04 agosto 2015

O Mundo dos Adultos


Eu era apenas uma criança passeando pelos adultos, nos tempos que as coisas me passavam despercebidas. 

Ainda dizem que por debaixo daqueles tacos lustrados havia uma lama tão espessa que grudava nos sapatos. 
Por isso hoje, quando vejo a casa ruir para virar condomínio de luxo, penso quantas mais na vizinhança eram assim, escondidas sob o cheiro de lavanda e cera, cujos  assoalhos eram lustrados semanalmente. 
As cortinas rendadas ajudavam a formar um degradê luminoso que vinha da cozinha e esfumaça até os quartos, escondidos na penumbra no fundo de um corredor.

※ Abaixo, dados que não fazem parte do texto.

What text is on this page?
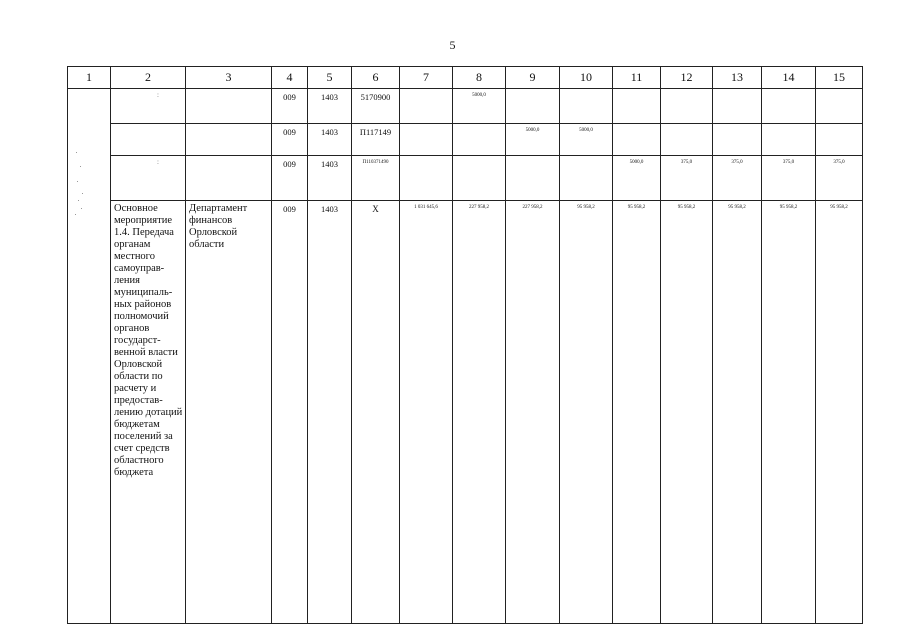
5
1	2	3	4	5	6	7	8	9	10	11	12	13	14	15
	:		009	1403	5170900		5000,0							
			009	1403	П117149			5000,0	5000,0					
	:		009	1403	П110371490					5000,0	375,0	375,0	375,0	375,0
	Основное мероприятие 1.4. Передача органам местного самоуправ-ления муниципаль-ных районов полномочий органов государст-венной власти Орловской области по расчету и предостав-лению дотаций бюджетам поселений за счет средств областного бюджета	Департамент финансов Орловской области	009	1403	Х	1 031 645,6	227 958,2	227 958,2	95 958,2	95 958,2	95 958,2	95 958,2	95 958,2	95 958,2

Eu era apenas criança e brincava na sala quando os adultos resolviam me levar pra lá. Eles falavam trivialidades sob a luz da cozinha e fingiam gostar uns dos outros - e talvez até sem gostassem alguns. 
E os quartos que nunca entrei estavam abarrotados de mágoa, de mentiras, de fantasmas que se empilhavam sob os tapetes, debaixo das camas, dentro dos armários. 

Eu era apenas uma criança, que ficava na sala de fronte ao armário de brinquedos com os quais nunca se podia brincar. Eu era uma criança cujo nariz se irritava com o perfume da lavanda, com o odor de cera nos tacos, com a penumbra que levava aos quartos.  
Mas eu era apenas uma criança e precisava esperar que me pegassem pela mão e me levassem lá pra fora. E lá fora, havia mais e mais lama, talvez até mas espessa, mais suja, mais densa; porém era lama visível, não desapercebida sob os tacos de cera e perfume de lavanda.